Tenor saxophonist JD Allen has been on the New York jazz scene since 1993, when his youthful precociousness earned him many admirers. Since then, the Detroit born musician has released eight albums, “Graffiti” being his ninth, and his fourth consecutive outing on the Savant label. For this trio recording, Allen is joined by his frequent collaborators bassist Gregg August and drummer Rudy Royston. This accomplished threesome know each other well, having performed together now for several years… and it shows. The intuition they so obviously share allows them to make trio music of the highest standard, effortless interplay combining with well written, open and honest compositions. Allen’s playing style might well be compared to two of the greats; Coltrane and Sanders. One can also hear touches of Shorter, Webster and Hawkins. He plays with such fluency, his imagination and expression creating a wholesome, spiritual, post-bop vitality that is at times breathtaking. “Graffiti” is a no nonsense recording; the sound captures the essence of the music perfectly as the trio work their way through nine compositions, leaving the listener in no doubt that they are experiencing three musicians so effortlessly integrated with one another and on top of their game that it’s difficult to imagine hearing a more accomplished sax/drums/bass outfit.
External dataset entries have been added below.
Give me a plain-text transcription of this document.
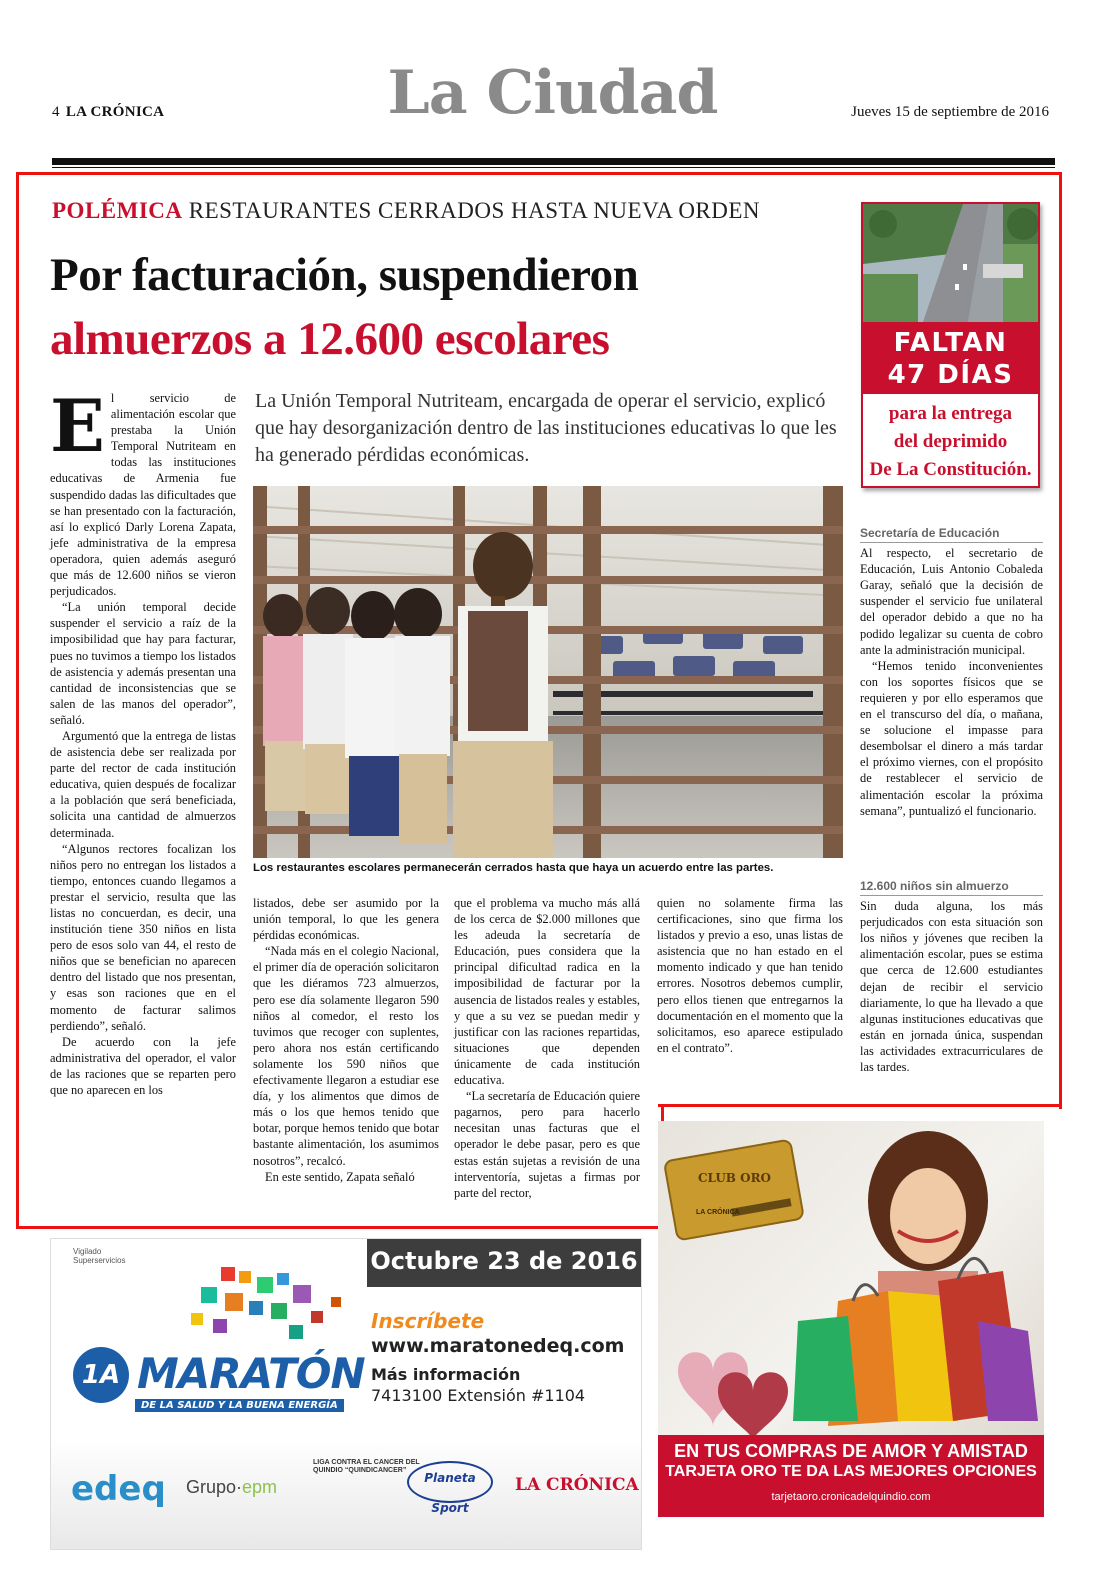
4 LA CRÓNICA	La Ciudad	Jueves 15 de septiembre de 2016
POLÉMICA RESTAURANTES CERRADOS HASTA NUEVA ORDEN
Por facturación, suspendieron
almuerzos a 12.600 escolares
La Unión Temporal Nutriteam, encargada de operar el servicio, explicó que hay desorganización dentro de las instituciones educativas lo que les ha generado pérdidas económicas.
E l servicio de alimentación escolar que prestaba la Unión Temporal Nutriteam en todas las instituciones educativas de Armenia fue suspendido dadas las dificultades que se han presentado con la facturación, así lo explicó Darly Lorena Zapata, jefe administrativa de la empresa operadora, quien además aseguró que más de 12.600 niños se vieron perjudicados.

“La unión temporal decide suspender el servicio a raíz de la imposibilidad que hay para facturar, pues no tuvimos a tiempo los listados de asistencia y además presentan una cantidad de inconsistencias que se salen de las manos del operador”, señaló.

Argumentó que la entrega de listas de asistencia debe ser realizada por parte del rector de cada institución educativa, quien después de focalizar a la población que será beneficiada, solicita una cantidad de almuerzos determinada.

“Algunos rectores focalizan los niños pero no entregan los listados a tiempo, entonces cuando llegamos a prestar el servicio, resulta que las listas no concuerdan, es decir, una institución tiene 350 niños en lista pero de esos solo van 44, el resto de niños que se benefician no aparecen dentro del listado que nos presentan, y esas son raciones que en el momento de facturar salimos perdiendo”, señaló.

De acuerdo con la jefe administrativa del operador, el valor de las raciones que se reparten pero que no aparecen en los

Los restaurantes escolares permanecerán cerrados hasta que haya un acuerdo entre las partes.

listados, debe ser asumido por la unión temporal, lo que les genera pérdidas económicas.

“Nada más en el colegio Nacional, el primer día de operación solicitaron que les diéramos 723 almuerzos, pero ese día solamente llegaron 590 niños al comedor, el resto los tuvimos que recoger con suplentes, pero ahora nos están certificando solamente los 590 niños que efectivamente llegaron a estudiar ese día, y los alimentos que dimos de más o los que hemos tenido que botar, porque hemos tenido que botar bastante alimentación, los asumimos nosotros”, recalcó.

En este sentido, Zapata señaló

que el problema va mucho más allá de los cerca de $2.000 millones que les adeuda la secretaría de Educación, pues considera que la principal dificultad radica en la imposibilidad de facturar por la ausencia de listados reales y estables, y que a su vez se puedan medir y justificar con las raciones repartidas, situaciones que dependen únicamente de cada institución educativa.

“La secretaría de Educación quiere pagarnos, pero para hacerlo necesitan unas facturas que el operador le debe pasar, pero es que estas están sujetas a revisión de una interventoría, sujetas a firmas por parte del rector,

quien no solamente firma las certificaciones, sino que firma los listados y previo a eso, unas listas de asistencia que no han estado en el momento indicado y que han tenido errores. Nosotros debemos cumplir, pero ellos tienen que entregarnos la documentación en el momento que la solicitamos, eso aparece estipulado en el contrato”.

FALTAN
47 DÍAS
para la entrega
del deprimido
De La Constitución.
Secretaría de Educación

Al respecto, el secretario de Educación, Luis Antonio Cobaleda Garay, señaló que la decisión de suspender el servicio fue unilateral del operador debido a que no ha podido legalizar su cuenta de cobro ante la administración municipal.

“Hemos tenido inconvenientes con los soportes físicos que se requieren y por ello esperamos que en el transcurso del día, o mañana, se solucione el impasse para desembolsar el dinero a más tardar el próximo viernes, con el propósito de restablecer el servicio de alimentación escolar la próxima semana”, puntualizó el funcionario.

12.600 niños sin almuerzo

Sin duda alguna, los más perjudicados con esta situación son los niños y jóvenes que reciben la alimentación escolar, pues se estima que cerca de 12.600 estudiantes dejan de recibir el servicio diariamente, lo que ha llevado a que algunas instituciones educativas que están en jornada única, suspendan las actividades extracurriculares de las tardes.

Vigilado
Superservicios	Octubre 23 de 2016
1A MARATÓN
DE LA SALUD Y LA BUENA ENERGÍA
Inscríbete
www.maratonedeq.com
Más información
7413100 Extensión #1104
edeq Grupo·epm
LIGA CONTRA EL CANCER DEL QUINDIO “QUINDICANCER”
Planeta Sport
LA CRÓNICA
CLUB ORO
LA CRÓNICA
EN TUS COMPRAS DE AMOR Y AMISTAD
TARJETA ORO TE DA LAS MEJORES OPCIONES
tarjetaoro.cronicadelquindio.com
The album opens with “Naked”, a drum and sax duet. There’s an immediate spontaneity which grabs hold, yet at the same time managing to retain its cohesion which underlines much of this album’s success – the fine line between the two points being met with skill and poise. Inspired by the African-American folktale, “Jawn Henry” has an urgency and purpose to it that spills out of the saxophonist’s mind, sounding like there’s an uninhibited outpouring direct from thought to mouthpiece. “Third Eye” is looser, with its free flowing energy setting up some back and forth responses from drums, bass and sax. Whilst the title track “Graffiti” charts a course firmly routed in historical jazz trio symbolism, “G-dspeed, B. Morris” pursues a very different path. The trio know how to groove, with this melodic and lyrical blues-inflected piece really hitting the spot. Infectious writing and playing from all three musicians, August’s bass is just so on the money here, this is a prime example of how well the trio combine, time and space afforded by the composer for the drums and bass to work their magic. “Little Mack” sways with its own jaunty rhythm, leading into the soulful blues of “Sonny Boy”, a deep groove allowing the tune to ring out with hope and deep affection. There’s a comforting and familiar feel to the swinging “Indigo (Blue Like)”. Allen’s sax speaks the words of many time-honoured saxophonists, yet somehow manages to herald a new beginning with its uncomplicated and honest, open attitude. The session closes with “Disambiguation”, a more lyrical, free flowing take on what has come before. Sharp, incisive and totally at ease, drums and bass add some wonderful textures and embellishments to Allen’s supreme saxophony.
As a newcomer to the music of JD Allen, “Graffiti” has now inspired me to check out his back catalogue. With more than a handful of albums already under his belt, I somehow think I won’t be disappointed. There’s something special about this man’s playing, he has such a natural sound and feel, I look forward to immersing myself deeper into Mr JD Allen’s musical adventures.